- Born: 11 December 1870 Aix-en-Provence, Bouches-du-Rhône, France
- Died: 31 January 1938 (aged 67) Paris, France
- Occupation: Politician
- Spouse: Jeanne Royer
- Children: 6

= Adéodat Boissard =

French politician

Adéodat Boissard (1870–1938) was a French politician. He served as a member of the Chamber of Deputies from 1919 to 1924, representing Côte-d'Or.

==Biography==
Born into a long line of magistrates from Dijon, Adéodat Emmanuel Joseph Jean Jacques Boissard was born on December 11, 1870, in Aix-en-Provence, where his father Henri Boissard served as attorney general at the court of appeals from 1867 to 1872. He was one of 14 out of 27 attorneys general who were transferred or dismissed in 1879.

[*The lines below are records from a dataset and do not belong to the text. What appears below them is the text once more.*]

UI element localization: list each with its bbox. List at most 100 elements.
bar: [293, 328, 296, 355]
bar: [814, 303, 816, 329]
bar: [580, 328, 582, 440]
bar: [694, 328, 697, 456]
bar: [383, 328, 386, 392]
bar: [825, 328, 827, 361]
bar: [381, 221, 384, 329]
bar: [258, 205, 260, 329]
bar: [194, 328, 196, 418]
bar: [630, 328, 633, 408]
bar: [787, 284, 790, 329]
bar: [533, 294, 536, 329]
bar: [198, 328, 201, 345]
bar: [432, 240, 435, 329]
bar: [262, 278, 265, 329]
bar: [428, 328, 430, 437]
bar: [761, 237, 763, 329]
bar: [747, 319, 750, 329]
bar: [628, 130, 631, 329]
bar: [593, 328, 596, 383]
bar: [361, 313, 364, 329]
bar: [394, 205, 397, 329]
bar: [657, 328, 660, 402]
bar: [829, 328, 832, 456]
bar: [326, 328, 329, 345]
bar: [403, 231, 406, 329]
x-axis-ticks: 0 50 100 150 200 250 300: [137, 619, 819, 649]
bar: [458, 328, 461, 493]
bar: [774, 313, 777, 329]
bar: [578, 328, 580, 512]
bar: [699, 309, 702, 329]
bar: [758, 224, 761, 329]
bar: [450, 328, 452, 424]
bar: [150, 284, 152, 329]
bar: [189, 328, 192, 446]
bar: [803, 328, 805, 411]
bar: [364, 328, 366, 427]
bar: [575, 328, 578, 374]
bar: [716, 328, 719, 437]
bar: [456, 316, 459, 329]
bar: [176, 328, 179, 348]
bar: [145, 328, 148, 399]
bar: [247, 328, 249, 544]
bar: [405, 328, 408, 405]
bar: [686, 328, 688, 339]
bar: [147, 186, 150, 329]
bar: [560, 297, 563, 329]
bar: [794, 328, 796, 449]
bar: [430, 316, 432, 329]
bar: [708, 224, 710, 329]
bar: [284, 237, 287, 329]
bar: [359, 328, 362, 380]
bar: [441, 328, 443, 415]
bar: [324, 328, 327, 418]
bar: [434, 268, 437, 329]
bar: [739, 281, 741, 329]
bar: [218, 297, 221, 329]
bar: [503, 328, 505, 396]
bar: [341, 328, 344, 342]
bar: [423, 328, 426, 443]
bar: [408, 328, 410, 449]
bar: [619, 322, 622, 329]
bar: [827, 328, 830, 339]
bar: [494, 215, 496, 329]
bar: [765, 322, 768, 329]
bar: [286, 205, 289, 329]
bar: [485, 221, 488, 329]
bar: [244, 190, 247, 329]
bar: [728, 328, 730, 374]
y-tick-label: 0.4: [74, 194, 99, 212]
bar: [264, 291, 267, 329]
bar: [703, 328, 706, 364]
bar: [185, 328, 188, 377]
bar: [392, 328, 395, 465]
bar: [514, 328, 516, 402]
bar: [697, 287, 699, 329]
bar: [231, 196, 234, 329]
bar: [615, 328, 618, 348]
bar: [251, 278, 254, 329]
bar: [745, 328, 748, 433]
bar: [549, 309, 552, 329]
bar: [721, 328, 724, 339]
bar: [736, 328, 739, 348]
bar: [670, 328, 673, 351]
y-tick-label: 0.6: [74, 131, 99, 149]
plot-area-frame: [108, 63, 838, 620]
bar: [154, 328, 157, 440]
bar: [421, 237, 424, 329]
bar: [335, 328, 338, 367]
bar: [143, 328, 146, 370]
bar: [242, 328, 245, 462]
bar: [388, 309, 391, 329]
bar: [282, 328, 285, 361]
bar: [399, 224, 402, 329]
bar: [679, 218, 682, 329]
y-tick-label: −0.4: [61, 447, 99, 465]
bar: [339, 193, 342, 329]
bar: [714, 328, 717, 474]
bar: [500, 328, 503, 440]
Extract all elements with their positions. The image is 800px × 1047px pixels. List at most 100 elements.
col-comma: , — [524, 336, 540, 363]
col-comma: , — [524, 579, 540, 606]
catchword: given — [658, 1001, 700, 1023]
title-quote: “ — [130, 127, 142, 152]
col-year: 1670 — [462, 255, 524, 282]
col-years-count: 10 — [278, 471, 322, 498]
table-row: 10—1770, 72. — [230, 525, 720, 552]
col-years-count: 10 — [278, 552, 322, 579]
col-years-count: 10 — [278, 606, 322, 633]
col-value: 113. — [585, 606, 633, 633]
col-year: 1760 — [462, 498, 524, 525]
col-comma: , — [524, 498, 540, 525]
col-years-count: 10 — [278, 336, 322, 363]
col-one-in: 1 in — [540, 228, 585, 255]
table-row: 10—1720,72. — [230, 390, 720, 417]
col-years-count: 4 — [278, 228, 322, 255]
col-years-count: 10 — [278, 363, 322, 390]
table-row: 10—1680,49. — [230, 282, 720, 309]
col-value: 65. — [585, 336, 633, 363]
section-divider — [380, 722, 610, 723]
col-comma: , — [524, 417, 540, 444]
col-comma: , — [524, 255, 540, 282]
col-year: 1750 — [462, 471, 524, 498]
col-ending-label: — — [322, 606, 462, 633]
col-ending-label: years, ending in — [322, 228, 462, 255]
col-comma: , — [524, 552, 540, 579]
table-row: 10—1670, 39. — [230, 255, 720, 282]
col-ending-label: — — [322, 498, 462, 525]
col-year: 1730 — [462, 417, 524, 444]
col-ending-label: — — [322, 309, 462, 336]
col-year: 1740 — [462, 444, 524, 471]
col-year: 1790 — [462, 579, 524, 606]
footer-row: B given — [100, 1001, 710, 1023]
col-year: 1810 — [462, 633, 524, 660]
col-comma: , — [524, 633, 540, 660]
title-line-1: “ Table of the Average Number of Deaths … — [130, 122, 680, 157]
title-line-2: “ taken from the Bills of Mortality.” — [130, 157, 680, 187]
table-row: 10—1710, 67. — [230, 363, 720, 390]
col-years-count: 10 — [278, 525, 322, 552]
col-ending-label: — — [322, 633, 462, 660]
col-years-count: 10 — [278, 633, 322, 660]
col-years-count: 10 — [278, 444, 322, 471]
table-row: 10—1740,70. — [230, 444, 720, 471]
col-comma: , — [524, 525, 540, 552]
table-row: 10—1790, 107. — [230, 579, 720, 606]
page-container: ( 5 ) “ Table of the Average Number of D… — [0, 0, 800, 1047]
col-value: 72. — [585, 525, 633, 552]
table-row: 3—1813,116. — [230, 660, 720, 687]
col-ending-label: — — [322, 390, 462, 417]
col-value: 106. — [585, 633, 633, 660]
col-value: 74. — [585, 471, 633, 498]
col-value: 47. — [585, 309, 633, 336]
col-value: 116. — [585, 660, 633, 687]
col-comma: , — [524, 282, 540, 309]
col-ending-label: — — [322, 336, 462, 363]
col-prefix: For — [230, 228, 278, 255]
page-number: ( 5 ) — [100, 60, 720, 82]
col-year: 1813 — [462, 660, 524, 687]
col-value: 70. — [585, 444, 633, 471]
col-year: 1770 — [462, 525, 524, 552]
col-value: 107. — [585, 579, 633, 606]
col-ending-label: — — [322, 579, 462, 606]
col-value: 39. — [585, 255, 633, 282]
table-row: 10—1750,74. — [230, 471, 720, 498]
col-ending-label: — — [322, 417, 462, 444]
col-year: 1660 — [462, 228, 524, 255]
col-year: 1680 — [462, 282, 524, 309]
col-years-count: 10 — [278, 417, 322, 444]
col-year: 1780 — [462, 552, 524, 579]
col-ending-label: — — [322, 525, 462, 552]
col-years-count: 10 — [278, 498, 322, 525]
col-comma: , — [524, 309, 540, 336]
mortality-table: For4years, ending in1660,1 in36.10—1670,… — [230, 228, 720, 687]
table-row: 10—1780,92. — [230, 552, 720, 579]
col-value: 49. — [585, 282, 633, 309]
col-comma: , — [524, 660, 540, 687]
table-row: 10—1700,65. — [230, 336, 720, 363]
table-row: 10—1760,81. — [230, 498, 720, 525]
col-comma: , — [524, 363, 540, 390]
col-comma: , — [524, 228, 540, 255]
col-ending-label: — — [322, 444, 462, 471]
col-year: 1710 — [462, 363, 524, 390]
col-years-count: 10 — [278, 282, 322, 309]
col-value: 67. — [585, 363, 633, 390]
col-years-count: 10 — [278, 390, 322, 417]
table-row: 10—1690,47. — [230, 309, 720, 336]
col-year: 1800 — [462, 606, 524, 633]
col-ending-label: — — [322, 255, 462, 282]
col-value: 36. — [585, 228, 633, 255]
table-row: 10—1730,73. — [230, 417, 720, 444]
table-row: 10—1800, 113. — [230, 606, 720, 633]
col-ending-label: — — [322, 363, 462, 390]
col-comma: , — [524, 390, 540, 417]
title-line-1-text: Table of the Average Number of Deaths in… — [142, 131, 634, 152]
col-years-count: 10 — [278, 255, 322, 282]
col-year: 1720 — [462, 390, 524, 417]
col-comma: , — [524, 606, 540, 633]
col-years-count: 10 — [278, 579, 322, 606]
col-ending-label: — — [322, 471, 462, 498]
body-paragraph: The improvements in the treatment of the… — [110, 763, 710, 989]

Adéodat Boissard received his doctorate in law in 1896. He began his career as a professor at the Faculty of Law in Lille, then went on to teach at the Catholic University of Paris from 1906 to 1931. His main areas of interest were social law and labor legislation.

He was one of the founders and secretary general of the Semaines sociales in 1904.

The Académie Française awarded him the Fabien Prize in 1911 for his work Contrat de travail et salariat (Employment Contract and Wage Labor).

Mobilized in 1914 as a lieutenant in the territorial infantry, he was sent to the front at his own request, where his conduct earned him a commendation from his regiment in December 1915.

He was a member of parliament for Côte-d'Or from 1919 to 1924, registered with the Democratic and Republican Union group.

In 1893, he married Jeanne Royer (1871–1966), the third daughter of Édith Royer, in Quincy-le-Vicomte, with whom he had six children (including Adéodat Boissard, governor of Crédit Foncier de France and father of Janine Boissard).